Make no mistake; the economy is struggling for everybody. But while everybody has been hit by the current financial climate, no group has suffered like veterans of Iraq and Afghanistan. Recent unemployment numbers for all Post 9/11 veterans is at 12.1%, dramatically higher than the rest of the country. Even worse, veterans age 20-24 have a whopping 27% unemployment rate, nearly double the rate of civilians of the same age group. Veterans have filing for unemployment benefits also doubled from the previous year, with over 850,000 veterans looking for financial assistance as they struggle to find work.

The problem is substantial, and it is growing fast. With 10,000 troops scheduled to come home by the end of this year and a total of 33,000 by the end on 2012, the number of veterans returning home trying to enter the workforce will simply cause the unemployment numbers to go up more.

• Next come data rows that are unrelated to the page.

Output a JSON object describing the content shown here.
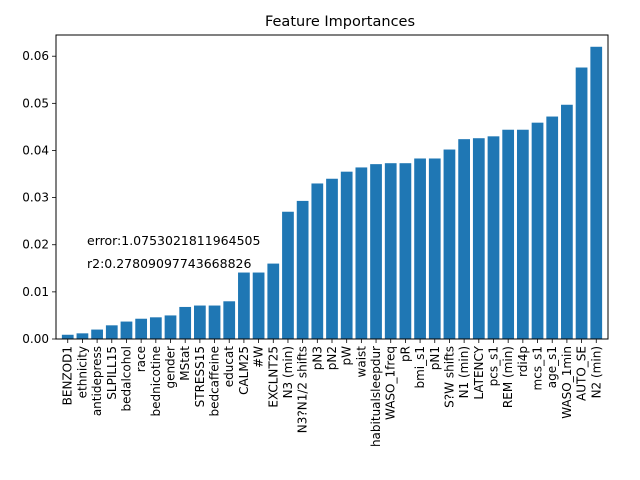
{
  "chart_data": {
    "type": "bar",
    "title": "Feature Importances",
    "xlabel": "",
    "ylabel": "",
    "ylim": [
      0,
      0.0645
    ],
    "yticks": [
      0.0,
      0.01,
      0.02,
      0.03,
      0.04,
      0.05,
      0.06
    ],
    "ytick_labels": [
      "0.00",
      "0.01",
      "0.02",
      "0.03",
      "0.04",
      "0.05",
      "0.06"
    ],
    "grid": false,
    "bar_color": "#1f77b4",
    "categories": [
      "BENZOD1",
      "ethnicity",
      "antidepress",
      "SLPILL15",
      "bedalcohol",
      "race",
      "bednicotine",
      "gender",
      "MStat",
      "STRESS15",
      "bedcaffeine",
      "educat",
      "CALM25",
      "#W",
      "EXCLNT25",
      "N3 (min)",
      "N3?N1/2 shifts",
      "pN3",
      "pN2",
      "pW",
      "waist",
      "habitualsleepdur",
      "WASO_1freq",
      "pR",
      "bmi_s1",
      "pN1",
      "S?W shifts",
      "N1 (min)",
      "LATENCY",
      "pcs_s1",
      "REM (min)",
      "rdi4p",
      "mcs_s1",
      "age_s1",
      "WASO_1min",
      "AUTO_SE",
      "N2 (min)"
    ],
    "values": [
      0.0009,
      0.0012,
      0.002,
      0.0029,
      0.0037,
      0.0043,
      0.0046,
      0.005,
      0.0068,
      0.0071,
      0.0071,
      0.008,
      0.0141,
      0.0141,
      0.016,
      0.027,
      0.0293,
      0.033,
      0.034,
      0.0355,
      0.0364,
      0.0371,
      0.0373,
      0.0373,
      0.0383,
      0.0383,
      0.0402,
      0.0424,
      0.0426,
      0.043,
      0.0444,
      0.0444,
      0.0459,
      0.0472,
      0.0497,
      0.0576,
      0.062
    ],
    "annotations": [
      "error:1.0753021811964505",
      "r2:0.27809097743668826"
    ]
  }
}
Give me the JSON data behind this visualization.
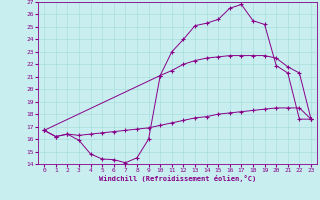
{
  "xlabel": "Windchill (Refroidissement éolien,°C)",
  "bg_color": "#c8eef0",
  "line_color": "#880088",
  "grid_color": "#aadddd",
  "xlim": [
    -0.5,
    23.5
  ],
  "ylim": [
    14,
    27
  ],
  "xticks": [
    0,
    1,
    2,
    3,
    4,
    5,
    6,
    7,
    8,
    9,
    10,
    11,
    12,
    13,
    14,
    15,
    16,
    17,
    18,
    19,
    20,
    21,
    22,
    23
  ],
  "yticks": [
    14,
    15,
    16,
    17,
    18,
    19,
    20,
    21,
    22,
    23,
    24,
    25,
    26,
    27
  ],
  "curve1_x": [
    0,
    1,
    2,
    3,
    4,
    5,
    6,
    7,
    8,
    9,
    10,
    11,
    12,
    13,
    14,
    15,
    16,
    17,
    18,
    19,
    20,
    21,
    22,
    23
  ],
  "curve1_y": [
    16.7,
    16.2,
    16.4,
    15.9,
    14.8,
    14.4,
    14.35,
    14.1,
    14.5,
    16.0,
    21.1,
    23.0,
    24.0,
    25.1,
    25.3,
    25.6,
    26.5,
    26.8,
    25.5,
    25.2,
    21.9,
    21.3,
    17.6,
    17.6
  ],
  "curve2_x": [
    0,
    10,
    11,
    12,
    13,
    14,
    15,
    16,
    17,
    18,
    19,
    20,
    21,
    22,
    23
  ],
  "curve2_y": [
    16.7,
    21.1,
    21.5,
    22.0,
    22.3,
    22.5,
    22.6,
    22.7,
    22.7,
    22.7,
    22.7,
    22.5,
    21.8,
    21.3,
    17.6
  ],
  "curve3_x": [
    0,
    1,
    2,
    3,
    4,
    5,
    6,
    7,
    8,
    9,
    10,
    11,
    12,
    13,
    14,
    15,
    16,
    17,
    18,
    19,
    20,
    21,
    22,
    23
  ],
  "curve3_y": [
    16.7,
    16.2,
    16.4,
    16.3,
    16.4,
    16.5,
    16.6,
    16.7,
    16.8,
    16.9,
    17.1,
    17.3,
    17.5,
    17.7,
    17.8,
    18.0,
    18.1,
    18.2,
    18.3,
    18.4,
    18.5,
    18.5,
    18.5,
    17.6
  ]
}
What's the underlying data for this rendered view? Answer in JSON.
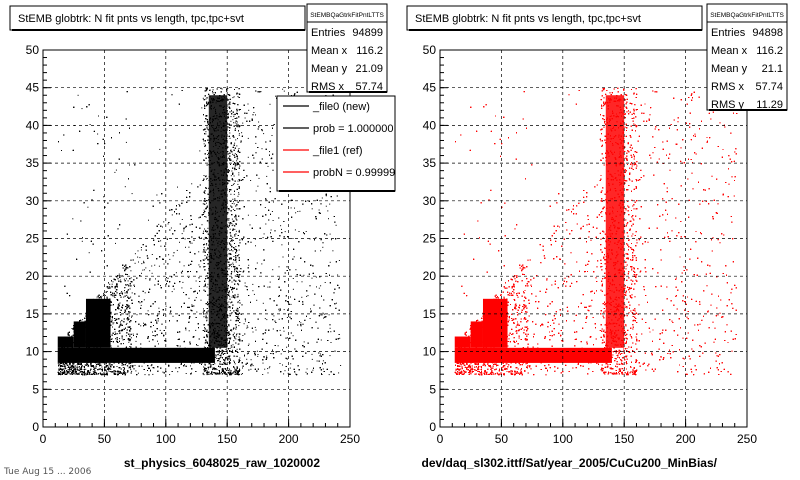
{
  "footer_text": "Tue Aug 15 ... 2006",
  "chart_data": [
    {
      "type": "scatter",
      "title": "StEMB globtrk: N fit pnts vs length, tpc,tpc+svt",
      "xlabel": "st_physics_6048025_raw_1020002",
      "ylabel": "",
      "xlim": [
        0,
        250
      ],
      "ylim": [
        0,
        50
      ],
      "xticks": [
        "0",
        "50",
        "100",
        "150",
        "200",
        "250"
      ],
      "yticks": [
        "0",
        "5",
        "10",
        "15",
        "20",
        "25",
        "30",
        "35",
        "40",
        "45",
        "50"
      ],
      "grid": true,
      "color": "#000000",
      "stats": {
        "name": "StEMBQaGtrkFitPntLTTS",
        "rows": [
          {
            "label": "Entries",
            "value": "94899"
          },
          {
            "label": "Mean x",
            "value": "116.2"
          },
          {
            "label": "Mean y",
            "value": "21.09"
          },
          {
            "label": "RMS x",
            "value": "57.74"
          }
        ]
      },
      "legend": {
        "placement": "top-right",
        "entries": [
          {
            "label": "_file0 (new)",
            "color": "#000000"
          },
          {
            "label": "prob = 1.000000",
            "color": "#000000"
          },
          {
            "label": "_file1 (ref)",
            "color": "#ff0000"
          },
          {
            "label": "probN = 0.99999",
            "color": "#ff0000"
          }
        ]
      }
    },
    {
      "type": "scatter",
      "title": "StEMB globtrk: N fit pnts vs length, tpc,tpc+svt",
      "xlabel": "dev/daq_sl302.ittf/Sat/year_2005/CuCu200_MinBias/",
      "ylabel": "",
      "xlim": [
        0,
        250
      ],
      "ylim": [
        0,
        50
      ],
      "xticks": [
        "0",
        "50",
        "100",
        "150",
        "200",
        "250"
      ],
      "yticks": [
        "0",
        "5",
        "10",
        "15",
        "20",
        "25",
        "30",
        "35",
        "40",
        "45",
        "50"
      ],
      "grid": true,
      "color": "#ff0000",
      "stats": {
        "name": "StEMBQaGtrkFitPntLTTS",
        "rows": [
          {
            "label": "Entries",
            "value": "94898"
          },
          {
            "label": "Mean x",
            "value": "116.2"
          },
          {
            "label": "Mean y",
            "value": "21.1"
          },
          {
            "label": "RMS x",
            "value": "57.74"
          },
          {
            "label": "RMS y",
            "value": "11.29"
          }
        ]
      }
    }
  ]
}
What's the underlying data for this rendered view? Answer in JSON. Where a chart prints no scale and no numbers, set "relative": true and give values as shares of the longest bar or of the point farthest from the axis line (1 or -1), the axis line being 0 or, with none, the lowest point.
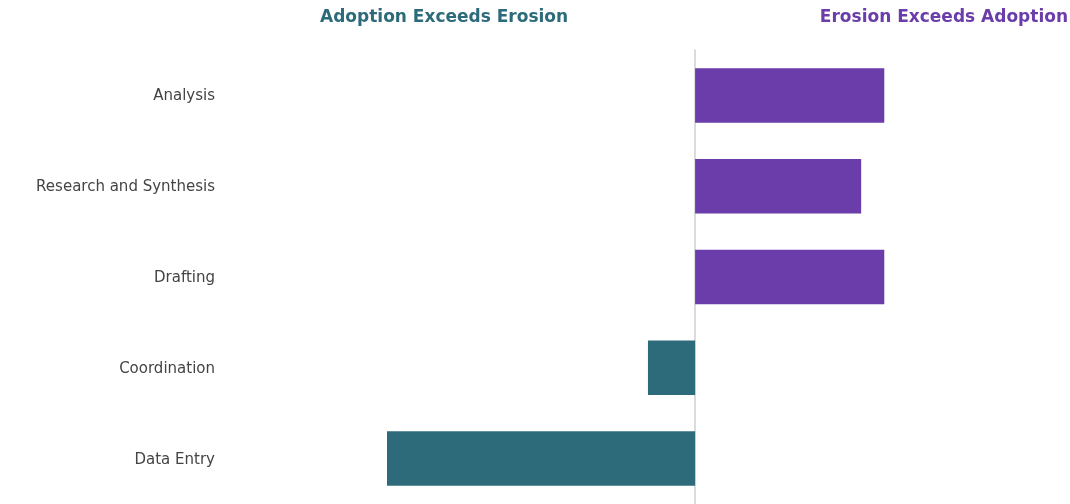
{
  "chart_data": {
    "type": "bar",
    "orientation": "horizontal",
    "relative": true,
    "categories": [
      "Analysis",
      "Research and Synthesis",
      "Drafting",
      "Coordination",
      "Data Entry"
    ],
    "values": [
      0.614,
      0.539,
      0.614,
      -0.153,
      -1
    ],
    "colors": [
      "#6a3dab",
      "#6a3dab",
      "#6a3dab",
      "#2e6b7a",
      "#2e6b7a"
    ],
    "annotations": [
      "Adoption Exceeds Erosion",
      "Erosion Exceeds Adoption"
    ]
  }
}
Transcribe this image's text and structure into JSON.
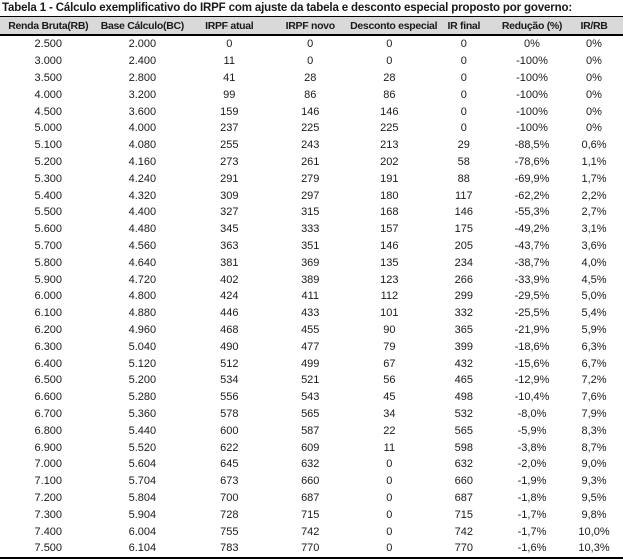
{
  "title": "Tabela 1 - Cálculo exemplificativo do IRPF com ajuste da tabela e desconto especial proposto por governo:",
  "colors": {
    "header_bg": "#d9d9d9",
    "border": "#000000",
    "text": "#1a1a1a",
    "background": "#ffffff"
  },
  "table": {
    "columns": [
      "Renda Bruta(RB)",
      "Base Cálculo(BC)",
      "IRPF atual",
      "IRPF novo",
      "Desconto especial",
      "IR final",
      "Redução (%)",
      "IR/RB"
    ],
    "rows": [
      [
        "2.500",
        "2.000",
        "0",
        "0",
        "0",
        "0",
        "0%",
        "0%"
      ],
      [
        "3.000",
        "2.400",
        "11",
        "0",
        "0",
        "0",
        "-100%",
        "0%"
      ],
      [
        "3.500",
        "2.800",
        "41",
        "28",
        "28",
        "0",
        "-100%",
        "0%"
      ],
      [
        "4.000",
        "3.200",
        "99",
        "86",
        "86",
        "0",
        "-100%",
        "0%"
      ],
      [
        "4.500",
        "3.600",
        "159",
        "146",
        "146",
        "0",
        "-100%",
        "0%"
      ],
      [
        "5.000",
        "4.000",
        "237",
        "225",
        "225",
        "0",
        "-100%",
        "0%"
      ],
      [
        "5.100",
        "4.080",
        "255",
        "243",
        "213",
        "29",
        "-88,5%",
        "0,6%"
      ],
      [
        "5.200",
        "4.160",
        "273",
        "261",
        "202",
        "58",
        "-78,6%",
        "1,1%"
      ],
      [
        "5.300",
        "4.240",
        "291",
        "279",
        "191",
        "88",
        "-69,9%",
        "1,7%"
      ],
      [
        "5.400",
        "4.320",
        "309",
        "297",
        "180",
        "117",
        "-62,2%",
        "2,2%"
      ],
      [
        "5.500",
        "4.400",
        "327",
        "315",
        "168",
        "146",
        "-55,3%",
        "2,7%"
      ],
      [
        "5.600",
        "4.480",
        "345",
        "333",
        "157",
        "175",
        "-49,2%",
        "3,1%"
      ],
      [
        "5.700",
        "4.560",
        "363",
        "351",
        "146",
        "205",
        "-43,7%",
        "3,6%"
      ],
      [
        "5.800",
        "4.640",
        "381",
        "369",
        "135",
        "234",
        "-38,7%",
        "4,0%"
      ],
      [
        "5.900",
        "4.720",
        "402",
        "389",
        "123",
        "266",
        "-33,9%",
        "4,5%"
      ],
      [
        "6.000",
        "4.800",
        "424",
        "411",
        "112",
        "299",
        "-29,5%",
        "5,0%"
      ],
      [
        "6.100",
        "4.880",
        "446",
        "433",
        "101",
        "332",
        "-25,5%",
        "5,4%"
      ],
      [
        "6.200",
        "4.960",
        "468",
        "455",
        "90",
        "365",
        "-21,9%",
        "5,9%"
      ],
      [
        "6.300",
        "5.040",
        "490",
        "477",
        "79",
        "399",
        "-18,6%",
        "6,3%"
      ],
      [
        "6.400",
        "5.120",
        "512",
        "499",
        "67",
        "432",
        "-15,6%",
        "6,7%"
      ],
      [
        "6.500",
        "5.200",
        "534",
        "521",
        "56",
        "465",
        "-12,9%",
        "7,2%"
      ],
      [
        "6.600",
        "5.280",
        "556",
        "543",
        "45",
        "498",
        "-10,4%",
        "7,6%"
      ],
      [
        "6.700",
        "5.360",
        "578",
        "565",
        "34",
        "532",
        "-8,0%",
        "7,9%"
      ],
      [
        "6.800",
        "5.440",
        "600",
        "587",
        "22",
        "565",
        "-5,9%",
        "8,3%"
      ],
      [
        "6.900",
        "5.520",
        "622",
        "609",
        "11",
        "598",
        "-3,8%",
        "8,7%"
      ],
      [
        "7.000",
        "5.604",
        "645",
        "632",
        "0",
        "632",
        "-2,0%",
        "9,0%"
      ],
      [
        "7.100",
        "5.704",
        "673",
        "660",
        "0",
        "660",
        "-1,9%",
        "9,3%"
      ],
      [
        "7.200",
        "5.804",
        "700",
        "687",
        "0",
        "687",
        "-1,8%",
        "9,5%"
      ],
      [
        "7.300",
        "5.904",
        "728",
        "715",
        "0",
        "715",
        "-1,7%",
        "9,8%"
      ],
      [
        "7.400",
        "6.004",
        "755",
        "742",
        "0",
        "742",
        "-1,7%",
        "10,0%"
      ],
      [
        "7.500",
        "6.104",
        "783",
        "770",
        "0",
        "770",
        "-1,6%",
        "10,3%"
      ]
    ]
  }
}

Many may take the attitude that it is just a sign of the times; everybody is dealing with a bad economy, everybody is struggling to pay the bills everybody is in the same boat. But a veteran’s struggle with the economy goes far beyond simple mathematics. There is an emotional toll that any member of the military faces when they serve in war, often caused by the deadly and chaotic nature of combat life that a veteran had to face on an everyday basis. The VA recently reported that it estimates that over 800,000 veterans suffer from PTSD, a mental illness that can be easily exacerbated by additional stress. Among the most common causes for a PTSD symptom to worsen is by an inability to earn a living and provide for a family, as it causes more veterans to feel like they have failed the people counting on them.

Veterans are in for a long fight. They must prepare themselves to whether this storm of uncertainty with the same determination and focus that led to their success on the battlefield. Because there is no mistaking the current reality; this economy is America ’s war at home.